¡Qué divertido es deslizarse por la barandilla junto a las escaleras de la glorieta! Me pregunto si la persona que lo diseñó imaginó que algún día los niños lo usarían de tobogán constantemente es sus visitas al centro de la ciudad. He venido a jugar junto a mi amiga Mara al salir del cole, no paramos de lanzarnos la una detrás de la otra por la ancha baranda de piedra, prácticamente le estamos sacando brillo con el trasero.
Mara es bastante bruta, se lanza sin contemplaciones y temo que en una de esas veces que nos estamos tirando me acabe aplastando. Llevo una falda muy bonita, me la ha cosido mamá, tiene un estampado de flores rosas, una puntilla blanca en el bajo y hasta le ha puesto dos discretos y útiles bolsillos a los lados. El conjunto lo completa una camisa blanca.
Es viernes por la tarde y creo que nos podríamos estar tirando por este atípico tobogán todo el día. Las palomas revolotean alrededor comiendo los granos de maíz que les tira la gente. Llevamos varias bajadas cuando sucede: he llegado al final de la bajada de la barandilla, me detengo un poco en el saliente antes de bajarme porque la falda se me ha quedado pillada en el muslo y Mara sin prestar atención a que me había detenido se lanza como un pesado misil balístico.
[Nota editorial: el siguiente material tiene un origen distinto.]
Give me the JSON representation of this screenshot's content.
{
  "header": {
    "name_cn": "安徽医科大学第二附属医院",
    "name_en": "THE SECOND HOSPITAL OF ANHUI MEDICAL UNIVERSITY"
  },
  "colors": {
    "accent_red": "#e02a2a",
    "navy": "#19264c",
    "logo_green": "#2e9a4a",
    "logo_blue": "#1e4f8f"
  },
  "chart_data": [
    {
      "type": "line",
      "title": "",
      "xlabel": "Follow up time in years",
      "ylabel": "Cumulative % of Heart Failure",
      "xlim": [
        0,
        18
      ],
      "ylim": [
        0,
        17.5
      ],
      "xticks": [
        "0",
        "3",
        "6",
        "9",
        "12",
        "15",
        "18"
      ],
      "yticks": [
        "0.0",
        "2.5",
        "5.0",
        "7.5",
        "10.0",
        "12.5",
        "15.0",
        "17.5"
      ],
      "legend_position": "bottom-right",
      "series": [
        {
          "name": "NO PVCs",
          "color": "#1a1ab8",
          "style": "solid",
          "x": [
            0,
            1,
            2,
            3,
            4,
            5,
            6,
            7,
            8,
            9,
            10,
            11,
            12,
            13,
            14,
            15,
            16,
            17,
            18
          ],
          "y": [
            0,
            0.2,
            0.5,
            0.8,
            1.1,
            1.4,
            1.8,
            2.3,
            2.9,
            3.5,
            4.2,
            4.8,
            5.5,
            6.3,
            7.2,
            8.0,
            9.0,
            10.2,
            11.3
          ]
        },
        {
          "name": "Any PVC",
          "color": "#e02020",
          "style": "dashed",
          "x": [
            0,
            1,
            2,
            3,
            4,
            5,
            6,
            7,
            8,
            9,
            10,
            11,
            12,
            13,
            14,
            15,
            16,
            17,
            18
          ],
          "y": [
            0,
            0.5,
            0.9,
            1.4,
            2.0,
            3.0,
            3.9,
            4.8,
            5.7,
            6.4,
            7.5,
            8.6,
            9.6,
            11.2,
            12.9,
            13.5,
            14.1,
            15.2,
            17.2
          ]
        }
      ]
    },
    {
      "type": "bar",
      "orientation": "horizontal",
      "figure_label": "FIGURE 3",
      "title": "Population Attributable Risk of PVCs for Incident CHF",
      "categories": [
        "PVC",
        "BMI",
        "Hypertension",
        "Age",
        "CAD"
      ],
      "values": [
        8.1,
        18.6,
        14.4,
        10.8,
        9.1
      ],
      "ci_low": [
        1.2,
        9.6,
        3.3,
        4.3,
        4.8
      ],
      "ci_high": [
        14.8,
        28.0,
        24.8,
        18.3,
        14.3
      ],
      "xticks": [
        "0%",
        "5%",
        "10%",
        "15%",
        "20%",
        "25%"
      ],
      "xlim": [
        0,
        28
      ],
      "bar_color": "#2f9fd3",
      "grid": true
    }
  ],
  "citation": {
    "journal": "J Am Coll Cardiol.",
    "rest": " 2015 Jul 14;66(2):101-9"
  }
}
Mara me arrolla en su descenso, cae sobre mí en el suelo y me golpeo la cabeza. Apenas oigo cómo la llama su madre y se marcha, dejándome allí tirada, cuando todo se funde en negro. ¡Qué dolor de cabeza! me despierto en el mismo punto que estaba pero parece haber pasado mucho tiempo, está anocheciendo. Tengo el cuerpo un poco entumecido, sigo tendida en el suelo de la plaza y me llevo una mano a la parte posterior de la cabeza. Al volver a mirarme la mano, veo que está llena de sangre. Me quedo un poco impactada por el rojo pero no puedo quedarme ahí tumbada. Intento levantarme aunque resulta un poco costoso. En ese momento, empieza a aparecer por mi lado una señora, joven, viste un bonito vestido rosáceo, se saca un pañuelo blanco del bolsillo y me ayuda a levantarme. Me da el pañuelo para que me lo ponga en la nuca con una sonrisa. Se lo agradezco y me pregunto si me podría acompañar a casa. Entonces, inicia la marcha como si me guiara, la sigo y empiezo a liderar el camino.
La dama del pañuelo no dice nada en todo el tiempo, solo se limita a acompañarme con una sonrisa. Tiene una gracilidad que casi la hace etérea. Lleva un vestido de color rosáceo y un elegante recogido. Caminamos por la calle en un cómodo silencio, yo apretando el pañuelo contra mi nuca y ella produciendo un suave y casi inaudible frúfrú con los pliegues de la falda de su vestido. Llegamos a la puerta de casa y se queda parada ahí a un par de metros esperando a que entre. Miro una vez atrás antes de cruzar el umbral de la puerta y la veo allí en la distancia, solemne, esperando a que entre.
Entro en casa y me duele tanto la cabeza que subo a mi habitación sin mediar palabra con mi madre que está en el salón visiblemente contrariada. A la mañana siguiente, despierto en mi habitación, tengo la sensación de haber tenido un sueño extraño. Me miro la mano y la tengo llena de sangre seca. Bajo a desayunar algo atolondrada, mi madre sigue de mal humor y comienza:
—¡Anda que sí! ¿Qué estuviste haciendo ayer que llegaste tan tarde? Y al llegar apenas si saludaste.
—Me entretuve jugando en la glorieta —respondí yo— y perdí la noción del tiempo pero no pasó nada porque una señora muy amable me acompañó a casa.
—¿Pero qué estás diciendo? Llegaste sola, Diana.
Mi madre que seguía muy airada se puso a recoger la cocina y yo, que todavía llevaba la misma ropa del día anterior, no pude evitar llevarme la mano al bolsillo de la falda donde encontré el pañuelo de la mujer.